The “Salzburgers” in Ebenezer, Georgia, 1734–
In 1732, Firmian, the Archbishop of Salzburg, expelled some 16,000 Protestants, practicing their religion clandestinely, from his Pongau district. One group of 25 miners and peasants from the Gastein Valley emigrated to the new British colony of Georgia and arrived in Savannah in 1734, starting the first community of “Austrians” in the American colonies (the Archbishopric of Salzburg became part of the Habsburg lands in 1803 and Salzburg became a state of Austria in November 1918).
Two more groups of “Salzburgers” came subsequently. Altogether about 150 “Salzburgers” settled in Georgia while some 16,000 went to East Prussia. The Pietist “Francke Foundations” of Halle (Prussia) and the Society for the Promotion of Christian Knowledge (London) sponsored them and sent two pastors along to Georgia.

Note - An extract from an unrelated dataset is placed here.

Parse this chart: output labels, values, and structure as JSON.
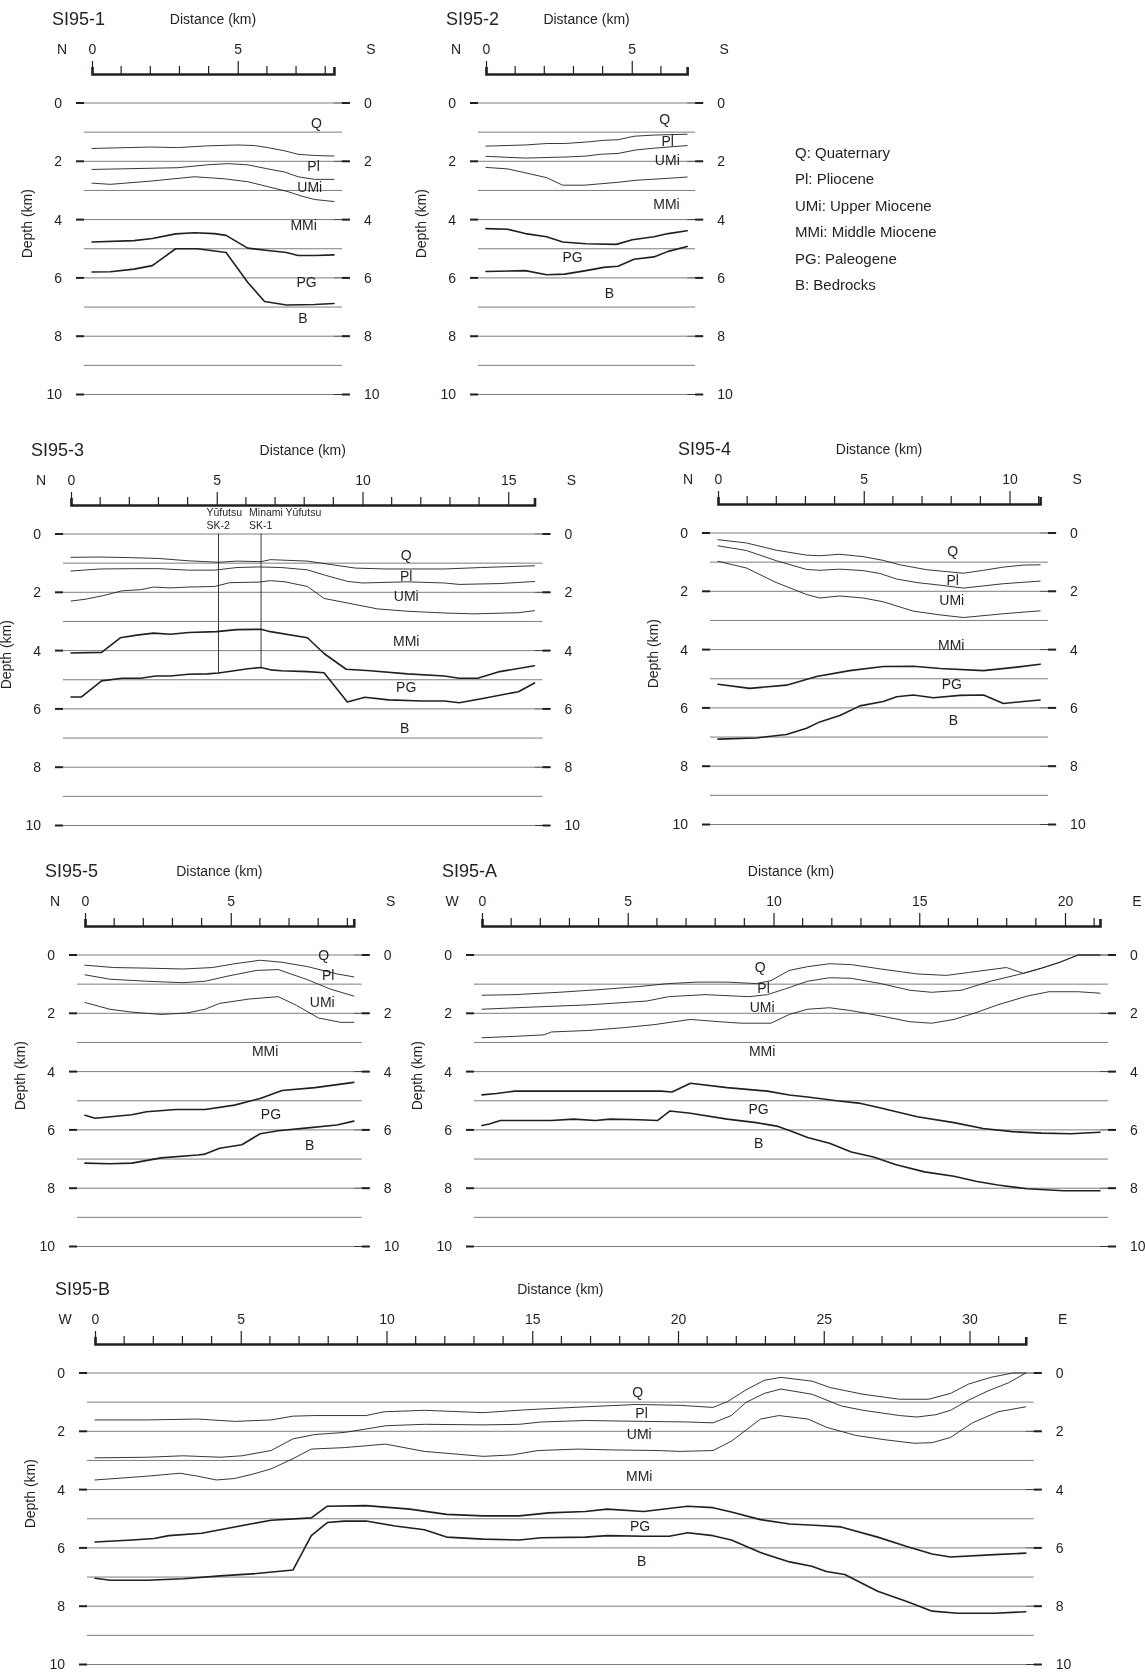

Pastor Boltzius held the new Ebenezer community north of Savannah together, constructing a metaphor of an exile exodus of an exceptional group of Pietists seeking salvation in the frontier wilderness. They survived on subsistence farming and prospered by building corn and lumber mills; the women grew silk.
A member of the Ebenezer community Johann Adam Treutlen, who came as an indentured servant from the Palatinate, was elected to Georgia’s first Commons House in 1764. As a leading supporter of American independence in the Georgia colony, he became the first governor of Georgia in 1777. During the American Revolution Ebenenzer was (re-)occupied by rebels and royalists four times and suffered from destruction and decline.